There’s something special about Christmas in London, where the holiday’s commercialism is more in harmony with its ideals. If you want that special feeling, you might be tempted to throw on “Love, Actually” but I prefer “About a Boy”, which stars Hugh Grant as a confirmed bachelor living off the royalties of his deceased father’s one musical hit, a god-awful Christmas song called “Santa’s Super Sleigh”. After forming an unusual friendship with a bullied child (Nicholas Hoult), he learns to grow up. It’s a familiar story, but it sets itself apart with its well-defined characters, sharp humor, and incredible soundtrack by Badly Drawn Boy. Oh, and it has two key scenes set on Christmas morning.
“Hook”
One of the wonderful things about Christmas is the way it blurs the line between child and adult. As you watch your children celebrate the holiday with wild abandon, it clears a path in your heart to your own youth. “Hook”, Steven Spielberg’s Peter Pan movie, is about that feeling, which is probably why it’s set at Christmastime.
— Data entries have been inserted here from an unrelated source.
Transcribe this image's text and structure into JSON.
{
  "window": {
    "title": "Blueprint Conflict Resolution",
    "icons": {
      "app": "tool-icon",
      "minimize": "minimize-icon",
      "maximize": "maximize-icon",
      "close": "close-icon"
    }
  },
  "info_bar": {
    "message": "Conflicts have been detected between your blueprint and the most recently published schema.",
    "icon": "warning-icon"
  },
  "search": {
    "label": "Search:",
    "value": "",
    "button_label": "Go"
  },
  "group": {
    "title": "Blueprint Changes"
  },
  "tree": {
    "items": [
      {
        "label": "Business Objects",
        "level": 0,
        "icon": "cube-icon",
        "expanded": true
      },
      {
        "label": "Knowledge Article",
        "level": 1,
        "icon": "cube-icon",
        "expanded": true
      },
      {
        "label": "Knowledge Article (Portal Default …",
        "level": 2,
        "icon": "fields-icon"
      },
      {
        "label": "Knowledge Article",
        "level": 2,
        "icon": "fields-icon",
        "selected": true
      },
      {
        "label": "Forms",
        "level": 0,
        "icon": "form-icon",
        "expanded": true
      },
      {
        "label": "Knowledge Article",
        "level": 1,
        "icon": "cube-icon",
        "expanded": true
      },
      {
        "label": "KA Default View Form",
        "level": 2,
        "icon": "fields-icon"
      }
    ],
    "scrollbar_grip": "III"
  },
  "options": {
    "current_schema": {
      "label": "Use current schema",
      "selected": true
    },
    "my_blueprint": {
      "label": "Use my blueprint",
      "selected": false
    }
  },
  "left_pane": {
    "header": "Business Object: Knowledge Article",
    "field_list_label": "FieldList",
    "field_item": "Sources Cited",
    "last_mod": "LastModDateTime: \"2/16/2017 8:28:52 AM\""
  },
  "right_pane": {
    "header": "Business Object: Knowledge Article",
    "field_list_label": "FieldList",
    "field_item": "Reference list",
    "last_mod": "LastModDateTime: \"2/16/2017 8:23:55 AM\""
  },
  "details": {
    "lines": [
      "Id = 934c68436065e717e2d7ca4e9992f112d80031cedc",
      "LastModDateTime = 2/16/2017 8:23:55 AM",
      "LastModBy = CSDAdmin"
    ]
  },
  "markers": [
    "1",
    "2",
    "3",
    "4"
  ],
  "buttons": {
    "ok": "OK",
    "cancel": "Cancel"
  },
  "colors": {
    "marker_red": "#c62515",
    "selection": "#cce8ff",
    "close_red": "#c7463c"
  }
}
Intelligent viewers can disagree on whether this is actually a good movie, but it definitely scratches the Christmas itch.
“Little Women” (2019)
Greta Gerwig’s audacious adaptation of Louisa May Alcott’s 1869 novel about the March girls got mostly ignored at the Oscars — it won a single award for Costume Design, which seems like a massive oversight with every passing year. Gerwig’s screenplay (she also directed) creates a brilliant framing device, in which Jo battles with a gruff editor to sell her stories, and her nimble shuffling of the story’s two time periods was both a creative masterstroke and an act of tremendous craft. What’s more, I’m not sure I’ve seen a better representation of “the Christmas spirit” than the scene in which the girls gleefully agree to give their Christmas breakfast to a needier family.
“Kiss Kiss Bang Bang”
Almost every film by writer Shane Black is set at Christmastime – “Lethal Weapon”, “The Long Kiss Goodnight”, “The Nice Guys”, etc. But “Kiss Kiss Bang Bang”, his first directorial effort, is his best. Starring a pre-Iron Man Robert Downey Jr. and the last great performance by Val Kilmer as a fast-talking criminal and a Hollywood private detective, respectively, working a pair of interlocking cases, it features Black’s whip-smart dialogue, clever bursts of violence, and all the irresistible accouterments of a Christmas in LA.
“The Green Knight”
In 2021, moviegoers celebrated Christmas in July, with the release of David Lowery’s “The Green Knight”, his wildly original adaptation of the classic Arthurian tale. Starring Dev Patel as a young squire who engages in a mysterious Christmas game with the titular monster, it spins off its sparse tale into a surreal coming-of-age story bolstered by Lowery’s bold imagination. It’s a little scary and a tiny bit sexy, though, so save this one for when the kids are fast asleep.
“Batman Returns”
The best Batman movie — yes, I said it — is also a Christmas movie, and it’s not the first-time director Tim Burton has pulled off this kind of hybrid. His “A Nightmare Before Christmas” is a stop-motion classic, but “Batman Returns” is a more dangerous, nastier film that is just barely wholesome enough for the whole family. Set at Christmas in Gotham, it features Batman (Michael Keaton) battling Catwoman (Michelle Pfeiffer), the Penguin (Danny DeVito), and even Max Schrek (Christopher Walken), a ruthless capitalist. It’s a film about lonely people at Christmas, and the nightmarish world Burton creates seems an expression of his characters’ inner angst. Merry Christmas, Gotham!